On the Economic Resource Council’s economic plan:
Biagi said he liked the ERC’s plan to create and develop business. He also said a decentralized government to bring chartering and a public bank could work with the ERC and small banks to improve resources.
Lamphier said 90 percent of businesses in Nevada County employ between one and three people. He said he is working to support cottage industries and small businesses. He sits on the Biomass Task Force that is trying to create “renewable jobs, renewable resources” and has a $50,000 grant to begin that process.
Cole said she also likes the ERC plan and that it was a good first step. She would do more to create future jobs for the younger generation.
“Right now our children are our greatest exports,” she said. “That needs to change.”
Miller, a former president of the ERC, said the key to economic growth is partnerships that are inclusive to all parties.
“We are a divided county — the conservatives and the liberals, the good old boys and the transplants — and this hurts us,” he said. “We need to create a vision that all of us can agree to.”
Weston said he praises the ERC plan and said, “We should all get behind them.” He said projects such as restoring the Bridge at Bridgeport, a new sewer pipeline and changing zoning from business park to light industrial should all help.

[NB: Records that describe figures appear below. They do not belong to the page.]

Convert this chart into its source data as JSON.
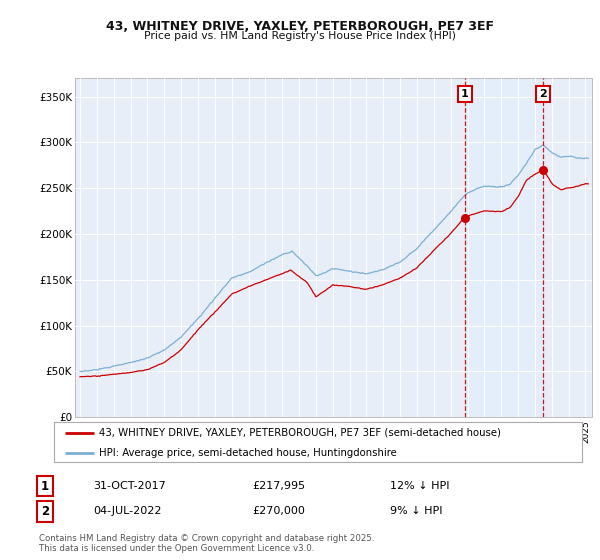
{
  "title1": "43, WHITNEY DRIVE, YAXLEY, PETERBOROUGH, PE7 3EF",
  "title2": "Price paid vs. HM Land Registry's House Price Index (HPI)",
  "ylabel_ticks": [
    "£0",
    "£50K",
    "£100K",
    "£150K",
    "£200K",
    "£250K",
    "£300K",
    "£350K"
  ],
  "ytick_vals": [
    0,
    50000,
    100000,
    150000,
    200000,
    250000,
    300000,
    350000
  ],
  "ylim": [
    0,
    370000
  ],
  "xlim_start": 1994.7,
  "xlim_end": 2025.4,
  "hpi_color": "#7bafd4",
  "price_color": "#cc0000",
  "shade_color": "#ddeeff",
  "vline_color": "#cc0000",
  "annotation_box_color": "#cc0000",
  "grid_color": "#ffffff",
  "bg_color": "#e8eef8",
  "legend_label_price": "43, WHITNEY DRIVE, YAXLEY, PETERBOROUGH, PE7 3EF (semi-detached house)",
  "legend_label_hpi": "HPI: Average price, semi-detached house, Huntingdonshire",
  "sale1_year": 2017.833,
  "sale1_price": 217995,
  "sale2_year": 2022.5,
  "sale2_price": 270000,
  "sale1_text": "31-OCT-2017",
  "sale1_amount": "£217,995",
  "sale1_hpi_text": "12% ↓ HPI",
  "sale2_text": "04-JUL-2022",
  "sale2_amount": "£270,000",
  "sale2_hpi_text": "9% ↓ HPI",
  "footer": "Contains HM Land Registry data © Crown copyright and database right 2025.\nThis data is licensed under the Open Government Licence v3.0."
}
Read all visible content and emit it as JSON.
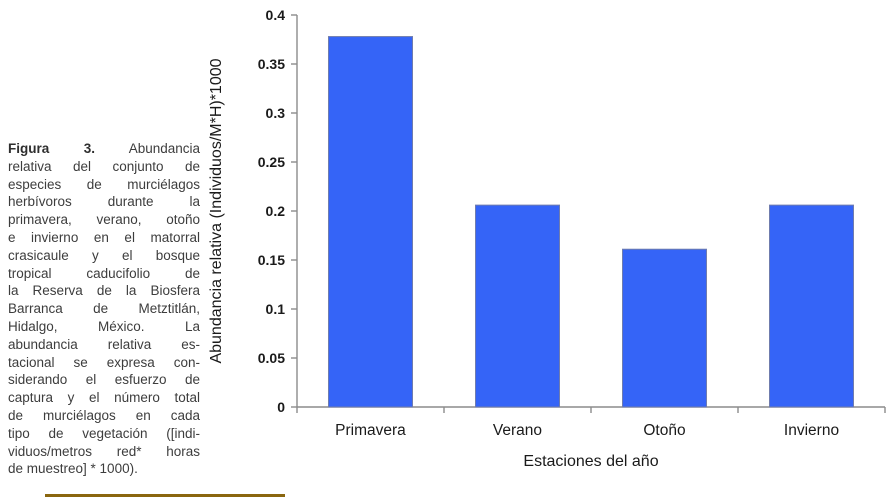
{
  "figure_caption": {
    "label": "Figura 3.",
    "lines": [
      "Abundancia",
      "relativa del conjunto de",
      "especies de murciélagos",
      "herbívoros durante la",
      "primavera, verano, otoño",
      "e invierno en el matorral",
      "crasicaule y el bosque",
      "tropical caducifolio de",
      "la Reserva de la Biosfera",
      "Barranca de Metztitlán,",
      "Hidalgo, México. La",
      "abundancia relativa es-",
      "tacional se expresa con-",
      "siderando el esfuerzo de",
      "captura y el número total",
      "de murciélagos en cada",
      "tipo de vegetación ([indi-",
      "viduos/metros red* horas",
      "de muestreo] * 1000)."
    ]
  },
  "chart_data": {
    "type": "bar",
    "title": "",
    "categories": [
      "Primavera",
      "Verano",
      "Otoño",
      "Invierno"
    ],
    "values": [
      0.378,
      0.206,
      0.161,
      0.206
    ],
    "xlabel": "Estaciones del año",
    "ylabel": "Abundancia relativa (Individuos/M*H)*1000",
    "ylim": [
      0,
      0.4
    ],
    "yticks": [
      0,
      0.05,
      0.1,
      0.15,
      0.2,
      0.25,
      0.3,
      0.35,
      0.4
    ],
    "ytick_labels": [
      "0",
      "0.05",
      "0.1",
      "0.15",
      "0.2",
      "0.25",
      "0.3",
      "0.35",
      "0.4"
    ],
    "grid": false,
    "legend": null,
    "bar_color": "#3564f7",
    "bar_border_color": "#6f7cae",
    "axis_color": "#8c8c8c"
  },
  "decorations": {
    "underline_color": "#8a660f"
  }
}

On the marijuana ordinance:
KVMR announcer Paul Emery asked candidates if an economic feasibility study should be done to determine whether a legal cultivation policy might bring in revenue to the county.
Responses ranged from letting voters decide in November, when a ballot measure on the topic is scheduled, to moving proactively to further the effort and perhaps attracting millions or even billions.
“I think the study should have been done before the ordinance was passed,” Biagi said.
The League will sponsor three more forums on Thursday nights at the Rood Center for judge candidates, district attorney, school superintendent and U.S. representative.
To contact Staff Writer Keri Brenner, email firstname.lastname@example.org or call 530-477-4239.
EDITOR'S NOTE: This story has been updated to correct an error stating "The top two vote getters, regardless of political party, will square off against each other in the November general elections." The "top two" primary does not apply to the county supervisor election. Unless a single candidate fails to garner a simple majority (50 percent plus one).